Selon un sondage Odoxa-Dentsu Consulting pour franceinfo et Le Figaro, paru jeudi, près de 53% des Françaises déclarent avoir déjà été victime de harcèlement ou d'agression sexuelle.
Sensibiliser dès l'enfance
Le manifeste présenté par la spécialiste insiste sur l'importance de la sensibilisation, et ce dès le plus jeune âge, afin de "lutter contre le déni, la culture et la loi du silence en informant sans relâche", cite Le Monde. Prévention auprès du grand public, incitation à mener des recherches sur le sujet, éducation à la non-violence, à la question du consentement et à l’écoute des victimes figurent parmi les propositions phares de ce document.

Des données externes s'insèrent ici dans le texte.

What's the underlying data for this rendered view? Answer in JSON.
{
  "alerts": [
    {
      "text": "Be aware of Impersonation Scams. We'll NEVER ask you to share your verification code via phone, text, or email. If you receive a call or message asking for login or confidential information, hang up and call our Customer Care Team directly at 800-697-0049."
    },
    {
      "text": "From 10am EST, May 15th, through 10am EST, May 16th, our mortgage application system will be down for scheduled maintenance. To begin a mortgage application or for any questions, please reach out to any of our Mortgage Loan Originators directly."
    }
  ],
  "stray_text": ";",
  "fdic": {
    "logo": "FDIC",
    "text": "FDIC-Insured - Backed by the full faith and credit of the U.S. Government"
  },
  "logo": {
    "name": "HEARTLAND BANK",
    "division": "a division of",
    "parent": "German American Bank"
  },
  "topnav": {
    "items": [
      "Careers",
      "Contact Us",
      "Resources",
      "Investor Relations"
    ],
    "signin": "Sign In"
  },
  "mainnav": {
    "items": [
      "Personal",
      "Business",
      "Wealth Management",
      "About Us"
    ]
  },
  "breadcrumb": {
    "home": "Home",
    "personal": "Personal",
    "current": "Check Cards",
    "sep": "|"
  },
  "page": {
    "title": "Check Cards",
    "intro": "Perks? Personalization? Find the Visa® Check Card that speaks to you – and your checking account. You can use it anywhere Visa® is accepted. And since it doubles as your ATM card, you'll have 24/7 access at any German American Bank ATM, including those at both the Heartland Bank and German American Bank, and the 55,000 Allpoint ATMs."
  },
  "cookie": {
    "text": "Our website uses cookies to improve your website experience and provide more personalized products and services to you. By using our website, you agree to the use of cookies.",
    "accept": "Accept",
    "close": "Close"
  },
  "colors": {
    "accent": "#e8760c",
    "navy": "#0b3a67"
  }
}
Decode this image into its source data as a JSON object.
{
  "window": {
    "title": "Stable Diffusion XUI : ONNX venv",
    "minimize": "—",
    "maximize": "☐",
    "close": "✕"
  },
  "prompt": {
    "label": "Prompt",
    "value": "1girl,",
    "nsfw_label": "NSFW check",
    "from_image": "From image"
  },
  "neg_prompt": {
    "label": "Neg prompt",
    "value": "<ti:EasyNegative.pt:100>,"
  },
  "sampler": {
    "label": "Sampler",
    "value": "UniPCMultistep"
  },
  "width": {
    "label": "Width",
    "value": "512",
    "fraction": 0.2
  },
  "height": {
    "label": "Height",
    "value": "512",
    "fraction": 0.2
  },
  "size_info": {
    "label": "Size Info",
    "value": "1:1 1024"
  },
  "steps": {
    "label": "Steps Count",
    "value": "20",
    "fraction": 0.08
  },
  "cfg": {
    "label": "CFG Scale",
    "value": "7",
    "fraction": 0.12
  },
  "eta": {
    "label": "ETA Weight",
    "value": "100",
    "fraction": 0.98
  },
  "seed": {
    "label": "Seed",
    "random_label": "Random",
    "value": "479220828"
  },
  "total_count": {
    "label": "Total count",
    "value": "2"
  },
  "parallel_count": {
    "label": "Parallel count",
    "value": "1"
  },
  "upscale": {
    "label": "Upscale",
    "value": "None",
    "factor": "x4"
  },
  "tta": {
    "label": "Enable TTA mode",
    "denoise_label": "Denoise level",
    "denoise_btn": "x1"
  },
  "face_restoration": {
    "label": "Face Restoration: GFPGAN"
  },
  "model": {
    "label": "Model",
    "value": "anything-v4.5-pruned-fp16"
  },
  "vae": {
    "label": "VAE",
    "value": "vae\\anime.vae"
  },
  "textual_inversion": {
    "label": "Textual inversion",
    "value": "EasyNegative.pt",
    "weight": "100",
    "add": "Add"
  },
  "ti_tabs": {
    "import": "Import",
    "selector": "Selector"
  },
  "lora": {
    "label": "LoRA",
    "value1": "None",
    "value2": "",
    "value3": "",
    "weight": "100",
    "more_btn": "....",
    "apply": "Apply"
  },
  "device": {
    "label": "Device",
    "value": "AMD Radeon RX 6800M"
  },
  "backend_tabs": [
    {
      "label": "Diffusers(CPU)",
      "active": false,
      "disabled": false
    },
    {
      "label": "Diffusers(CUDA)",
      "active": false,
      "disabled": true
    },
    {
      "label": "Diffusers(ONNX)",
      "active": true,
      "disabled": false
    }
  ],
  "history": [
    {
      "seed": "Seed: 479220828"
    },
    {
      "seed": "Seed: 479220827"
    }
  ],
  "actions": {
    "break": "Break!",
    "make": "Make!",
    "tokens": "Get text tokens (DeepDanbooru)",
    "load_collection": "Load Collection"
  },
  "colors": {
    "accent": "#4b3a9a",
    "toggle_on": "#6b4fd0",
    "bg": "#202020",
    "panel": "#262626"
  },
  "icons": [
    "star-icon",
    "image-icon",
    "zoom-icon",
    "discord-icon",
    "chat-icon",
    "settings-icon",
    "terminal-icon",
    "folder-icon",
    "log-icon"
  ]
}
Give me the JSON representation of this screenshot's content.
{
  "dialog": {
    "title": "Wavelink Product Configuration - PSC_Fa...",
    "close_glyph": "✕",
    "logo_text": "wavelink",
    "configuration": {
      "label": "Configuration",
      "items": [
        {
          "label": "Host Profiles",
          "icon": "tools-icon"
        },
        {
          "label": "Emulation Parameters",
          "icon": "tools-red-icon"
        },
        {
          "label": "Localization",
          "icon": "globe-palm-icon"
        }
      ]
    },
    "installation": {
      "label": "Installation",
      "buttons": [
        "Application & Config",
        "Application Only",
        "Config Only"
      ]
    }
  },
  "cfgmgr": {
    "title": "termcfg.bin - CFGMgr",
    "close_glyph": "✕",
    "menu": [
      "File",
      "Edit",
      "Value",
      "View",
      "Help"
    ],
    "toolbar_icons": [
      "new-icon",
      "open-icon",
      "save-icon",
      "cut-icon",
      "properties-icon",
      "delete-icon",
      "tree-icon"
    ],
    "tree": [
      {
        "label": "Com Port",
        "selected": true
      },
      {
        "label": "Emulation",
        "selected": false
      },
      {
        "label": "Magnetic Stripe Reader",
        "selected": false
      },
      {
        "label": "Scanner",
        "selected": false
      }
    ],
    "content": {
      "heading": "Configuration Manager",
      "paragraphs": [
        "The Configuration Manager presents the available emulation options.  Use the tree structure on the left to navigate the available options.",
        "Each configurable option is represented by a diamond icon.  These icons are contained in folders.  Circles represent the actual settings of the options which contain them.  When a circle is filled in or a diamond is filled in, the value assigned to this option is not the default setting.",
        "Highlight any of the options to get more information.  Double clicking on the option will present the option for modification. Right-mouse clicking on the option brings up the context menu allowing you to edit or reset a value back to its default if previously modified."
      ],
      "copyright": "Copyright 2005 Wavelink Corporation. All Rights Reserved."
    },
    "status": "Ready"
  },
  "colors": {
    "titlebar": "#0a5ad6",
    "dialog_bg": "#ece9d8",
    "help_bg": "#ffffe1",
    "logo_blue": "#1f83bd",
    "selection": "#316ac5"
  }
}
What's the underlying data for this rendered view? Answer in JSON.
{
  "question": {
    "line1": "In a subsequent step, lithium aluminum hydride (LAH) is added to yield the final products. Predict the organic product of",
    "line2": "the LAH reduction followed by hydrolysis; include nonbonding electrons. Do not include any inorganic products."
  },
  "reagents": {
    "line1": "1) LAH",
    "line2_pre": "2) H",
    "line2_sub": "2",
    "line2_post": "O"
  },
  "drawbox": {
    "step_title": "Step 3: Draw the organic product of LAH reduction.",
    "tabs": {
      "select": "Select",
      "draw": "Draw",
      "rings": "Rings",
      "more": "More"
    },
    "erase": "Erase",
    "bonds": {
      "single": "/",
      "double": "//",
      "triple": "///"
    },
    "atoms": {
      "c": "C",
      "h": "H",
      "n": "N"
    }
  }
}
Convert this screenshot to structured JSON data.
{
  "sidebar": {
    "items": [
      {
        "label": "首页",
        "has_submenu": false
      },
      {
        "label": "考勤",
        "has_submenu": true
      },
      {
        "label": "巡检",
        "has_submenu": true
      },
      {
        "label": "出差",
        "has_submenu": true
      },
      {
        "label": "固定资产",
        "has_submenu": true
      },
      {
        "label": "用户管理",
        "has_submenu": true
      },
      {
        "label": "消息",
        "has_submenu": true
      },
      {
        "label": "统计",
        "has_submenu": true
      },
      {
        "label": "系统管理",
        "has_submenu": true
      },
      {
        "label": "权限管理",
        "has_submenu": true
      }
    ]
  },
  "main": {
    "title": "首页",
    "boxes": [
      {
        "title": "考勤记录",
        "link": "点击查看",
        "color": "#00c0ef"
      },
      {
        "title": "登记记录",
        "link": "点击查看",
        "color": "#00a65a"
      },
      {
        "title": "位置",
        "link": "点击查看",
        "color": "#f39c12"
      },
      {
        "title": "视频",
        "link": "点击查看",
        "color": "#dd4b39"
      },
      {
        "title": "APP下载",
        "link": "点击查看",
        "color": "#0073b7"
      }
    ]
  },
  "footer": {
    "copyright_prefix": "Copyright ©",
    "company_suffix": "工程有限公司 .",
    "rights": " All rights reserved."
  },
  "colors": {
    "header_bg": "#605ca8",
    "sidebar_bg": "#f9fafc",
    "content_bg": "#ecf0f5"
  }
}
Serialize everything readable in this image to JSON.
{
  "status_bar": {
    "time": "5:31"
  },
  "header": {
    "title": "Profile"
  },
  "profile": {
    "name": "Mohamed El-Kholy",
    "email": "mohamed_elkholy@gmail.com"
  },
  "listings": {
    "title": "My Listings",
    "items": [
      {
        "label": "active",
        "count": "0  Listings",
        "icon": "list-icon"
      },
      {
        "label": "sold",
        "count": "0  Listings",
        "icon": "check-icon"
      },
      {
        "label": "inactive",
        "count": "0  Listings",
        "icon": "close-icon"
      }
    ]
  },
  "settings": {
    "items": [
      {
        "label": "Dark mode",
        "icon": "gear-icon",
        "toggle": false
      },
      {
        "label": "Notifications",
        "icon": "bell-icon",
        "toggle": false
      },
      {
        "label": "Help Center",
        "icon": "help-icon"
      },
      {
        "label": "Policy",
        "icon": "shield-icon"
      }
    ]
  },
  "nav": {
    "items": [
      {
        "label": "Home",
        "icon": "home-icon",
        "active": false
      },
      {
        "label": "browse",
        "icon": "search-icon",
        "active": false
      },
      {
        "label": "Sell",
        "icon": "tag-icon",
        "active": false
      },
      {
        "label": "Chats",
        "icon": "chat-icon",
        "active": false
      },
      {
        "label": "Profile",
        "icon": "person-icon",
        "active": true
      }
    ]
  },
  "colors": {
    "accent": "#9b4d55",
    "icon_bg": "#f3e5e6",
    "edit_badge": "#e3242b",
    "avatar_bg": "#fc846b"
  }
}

Mieux former des professionnels
Muriel Salmona propose par ailleurs de "réformer la formation de tous les professionnels de l'éducation, du social, de la santé, des forces de l'ordre et de la justice", liste le Huffington Post. "Seules 20% des victimes de violences sexuelles parlent à des professionnels, rappelle la spécialiste. Leur premier recours étant les médecins et plus particulièrement les psychiatres."
"Les violences sexuelles ont un impact considérable sur la santé, elles sont un problème de santé publique majeur, or les victimes mettent en moyenne treize ans avant de trouver un professionnel formé", met en lumière le manifeste, cité par le site d'information. Mais "82% des étudiants en médecine n'ont pas eu de formation sur les violences sexuelles", et "plus de 95% [d'entre eux] veulent recevoir une formation pour dépister les violences sexuelles, les prendre en charge et en traiter les conséquences." Les étudiants en médecine devraient donc suivre une formation obligatoire en psychotraumatologie et victimologie, qui devraient les aider à effectuer le "dépistage précoce" des victimes et, ainsi, permettre la libération de leur parole, estime la spécialiste. Le document présenté à Marlène Schiappa propose également de créer une spécialité à part entière.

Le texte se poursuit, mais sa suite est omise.